Любовь. Наедине с кошмарами


Наедине с кошмарами
Сердце бешено металось, словно пойманная в клетку птица, застилая своим глухим стуком уши. А он всё вслушивался. Вслушивался в темноту. И в эту страшную ночь без Луны и без звёзд даже волшебное одеяло, безоговорочная защита от самых ужасных тварей, скрывающихся в тёмных углах комнаты, становилось бесполезным куском ткани с набивкой из гусиного пуха.
    Мальчик лежал, накрывшись им с головой и крепко зажмурив глаза, он боялся пошевелиться, боялся издать лишний звук, боялся даже вздохнуть. Что бы там ни было, сейчас оно уйдёт. Если не смотреть на него и не шевелиться, ему надоест, и оно сразу же уйдёт. Но оно не уходило. Оно не шевелилось, не издавало звуков, но мальчик знал, что оно здесь, застыло буквально в сантиметре от его лица, укрытого одеялом, и смотрит. Таращится. Кромешная чёрная мгла, укрывающая в своём бездонном чреве самые кривые, страшные и уродливые тени кошмаров, обступила его со всех сторон. С каждой секундой она всё сильнее стягивала свои цепкие путы вокруг его крохотного тщедушного тельца, защищаемого лишь тонким слоем белоснежной ткани с перьями. Она схватила его. Она душила его. Всё тело била мелкая дрожь, по щекам тонкими струйками бежали холодные слёзы ужаса. Крепко стиснув зубы, мальчик снова и снова напрягал слух, он не знал, зачем это делает, ведь даже малейший шорох или скрип станет подкреплением призрачных искажённых образов тварей, своей густой слипшейся массой наводнивших его комнату. Однако, эта тишина давила, мучила. Ни свиста ветра за окном, ни скрипа старых половиц или ставен, ни шороха листвы - ничего. Казалось, словно весь мир погрузился в небытие, навеки заглох в застывшей секундной стрелке старых напольных часов. Тик-так.
    Мальчик вздрогнул, словно от удара. Сердце резко сжали ледяные тиски ужаса, выдавливая разом весь воздух из лёгких. Он резко распахнул глаза, хотел закричать что было мочи, однако вместо этого из его горла вырвался сдавленный жалкий писк. Он резко вскочил, нервно сбрасывая с себя одеяло, и замер на месте, задержав дыхание. Вот и спал последний тонюсенький барьер  браво охраняющего его до последней секунды пухового одеяла, теперь мальчик был лицом к лицу с ними. Непроглядной чернотой и её кошмарными недвижимыми порождениями. Вот силуэт неестественно искривлённого костлявого стана, нависшего над кроватью, возник перед глазами расплывчатой формой, вот пустые чёрные глазницы прямо перед его мертвенно бледным от ужаса лицом, а вот извилистые длиннющие руки со скрюченными пальцами тянутся к его плечу. И чем дольше, не моргая, мальчик всматривался в вязкую тьму, тем больше силуэтов самых мерзких и страшных тварей он видел. Дышать становилось всё труднее, ребёнок нервно втягивал жалкие крохи  спёртого воздуха носом, голова кружилась от нехватки кислорода. Он чувствовал, как склизкая, тягучая чёрная масса заполняет его ноздри и уши, проникает в рот сквозь плотно сжатую полоску губ, плескается и пузырится у него в горле, медленно стекая вниз, заполняет желудок и лёгкие. Тишина. Мертвенная. Убийственная. Тишина, грохот трепещущего сердечка и тихое назойливое, безостановочное тиканье часов. Равномерное, ритмичное. Тук-тук тик-так тук-тук.
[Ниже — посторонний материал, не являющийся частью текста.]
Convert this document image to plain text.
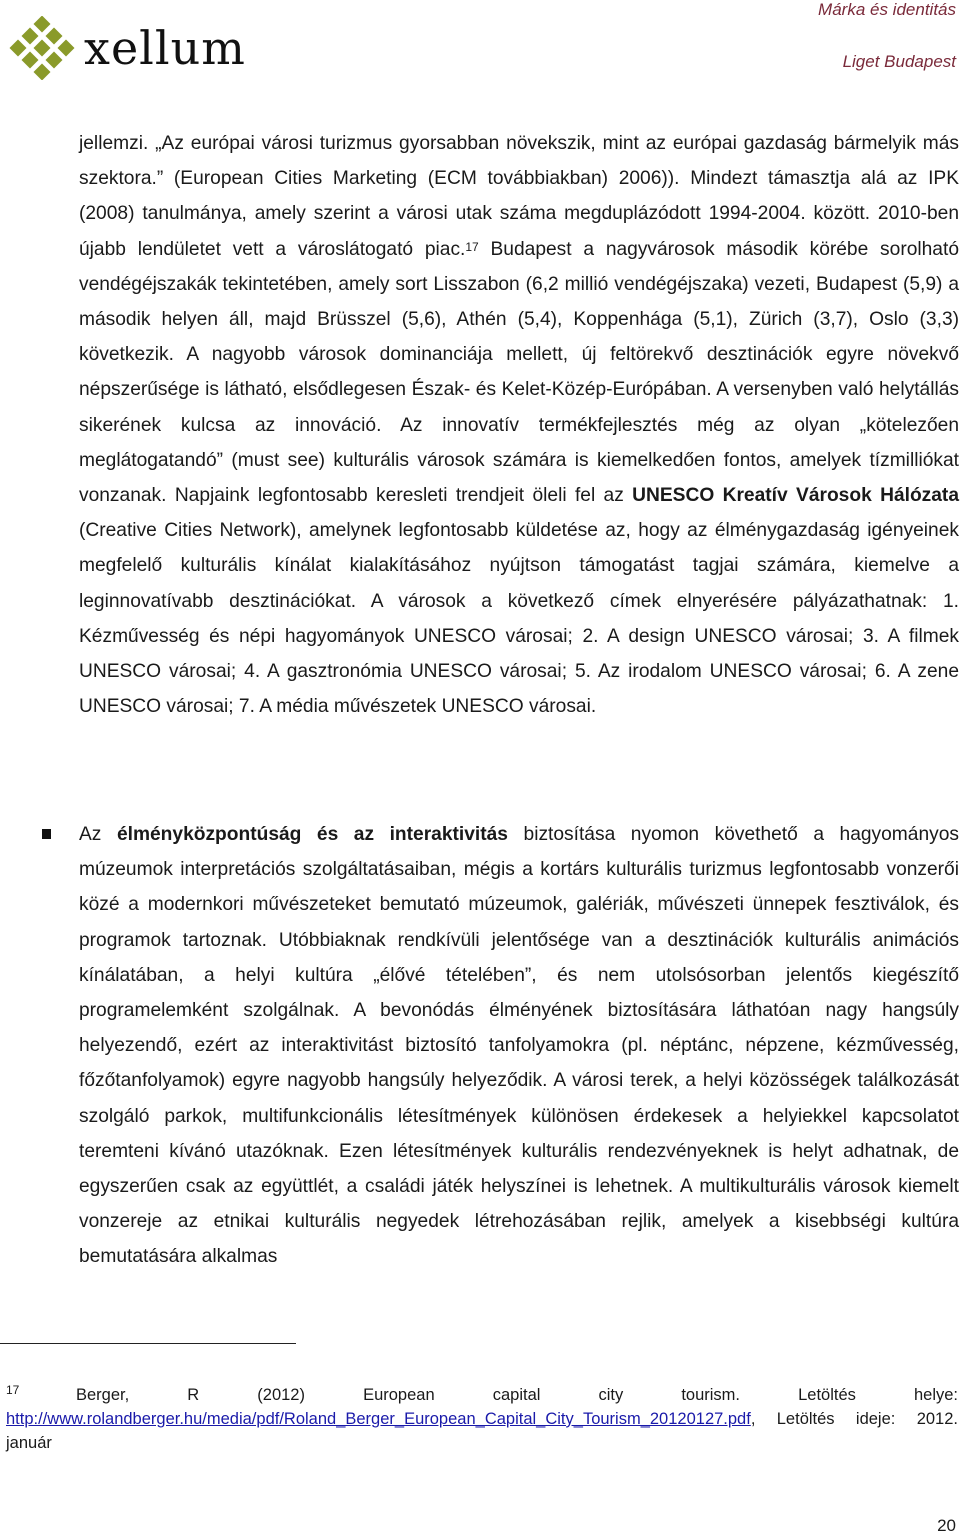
xellum
Márka és identitás
Liget Budapest

jellemzi. „Az európai városi turizmus gyorsabban növekszik, mint az európai gazdaság bármelyik más szektora.” (European Cities Marketing (ECM továbbiakban) 2006)). Mindezt támasztja alá az IPK (2008) tanulmánya, amely szerint a városi utak száma megduplázódott 1994-2004. között. 2010-ben újabb lendületet vett a városlátogató piac.$^{17}$ Budapest a nagyvárosok második körébe sorolható vendégéjszakák tekintetében, amely sort Lisszabon (6,2 millió vendégéjszaka) vezeti, Budapest (5,9) a második helyen áll, majd Brüsszel (5,6), Athén (5,4), Koppenhága (5,1), Zürich (3,7), Oslo (3,3) következik. A nagyobb városok dominanciája mellett, új feltörekvő desztinációk egyre növekvő népszerűsége is látható, elsődlegesen Észak- és Kelet-Közép-Európában. A versenyben való helytállás sikerének kulcsa az innováció. Az innovatív termékfejlesztés még az olyan „kötelezően meglátogatandó” (must see) kulturális városok számára is kiemelkedően fontos, amelyek tízmilliókat vonzanak. Napjaink legfontosabb keresleti trendjeit öleli fel az UNESCO Kreatív Városok Hálózata (Creative Cities Network), amelynek legfontosabb küldetése az, hogy az élménygazdaság igényeinek megfelelő kulturális kínálat kialakításához nyújtson támogatást tagjai számára, kiemelve a leginnovatívabb desztinációkat. A városok a következő címek elnyerésére pályázathatnak: 1. Kézművesség és népi hagyományok UNESCO városai; 2. A design UNESCO városai; 3. A filmek UNESCO városai; 4. A gasztronómia UNESCO városai; 5. Az irodalom UNESCO városai; 6. A zene UNESCO városai; 7. A média művészetek UNESCO városai.

Az élményközpontúság és az interaktivitás biztosítása nyomon követhető a hagyományos múzeumok interpretációs szolgáltatásaiban, mégis a kortárs kulturális turizmus legfontosabb vonzerői közé a modernkori művészeteket bemutató múzeumok, galériák, művészeti ünnepek fesztiválok, és programok tartoznak. Utóbbiaknak rendkívüli jelentősége van a desztinációk kulturális animációs kínálatában, a helyi kultúra „élővé tételében”, és nem utolsósorban jelentős kiegészítő programelemként szolgálnak. A bevonódás élményének biztosítására láthatóan nagy hangsúly helyezendő, ezért az interaktivitást biztosító tanfolyamokra (pl. néptánc, népzene, kézművesség, főzőtanfolyamok) egyre nagyobb hangsúly helyeződik. A városi terek, a helyi közösségek találkozását szolgáló parkok, multifunkcionális létesítmények különösen érdekesek a helyiekkel kapcsolatot teremteni kívánó utazóknak. Ezen létesítmények kulturális rendezvényeknek is helyt adhatnak, de egyszerűen csak az együttlét, a családi játék helyszínei is lehetnek. A multikulturális városok kiemelt vonzereje az etnikai kulturális negyedek létrehozásában rejlik, amelyek a kisebbségi kultúra bemutatására alkalmas

17	Berger, R (2012) European capital city tourism. Letöltés helye: http://www.rolandberger.hu/media/pdf/Roland_Berger_European_Capital_City_Tourism_20120127.pdf, Letöltés ideje: 2012. január

20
    Внезапно, разрывая звенящую тишину, тихо скрипнула деревянная дверца. Тук-тук. Мальчик медленно, с большим усилием слегка повернул голову, казалось, всё тело его одеревенело, каждое движение давалось с огромным трудом. Тик-так. В кромешной темноте, в крохотном промежутке меж приоткрытой дверцей и дверным проёмом блеснула белая склера. Сосудиков отсюда не видно. Таращится. Тик-так. Тук. Мальчик хрипло взвизгнул от ужаса, перед глазами всё поплыло. Распахнутый глаз замер на месте, но ему казалось, что с каждой секундой он становится всё всё ближе и ближе, заполняя собой всё пространство комнаты. Еле переставляя трясущиеся ослабшие руки, мальчик стал судорожно отползать назад, к краю кровати. Однако из-за помутившегося сознания он не рассчитал расстояние, и уходящая назад правая рука, скользнув по краю простыни, сорвалась вниз. С глухим стуком ребёнок рухнул на пол, затылок на секунду пронзила резкая тупая боль, пробегая волной по всему позвоночнику. И наступила чернота.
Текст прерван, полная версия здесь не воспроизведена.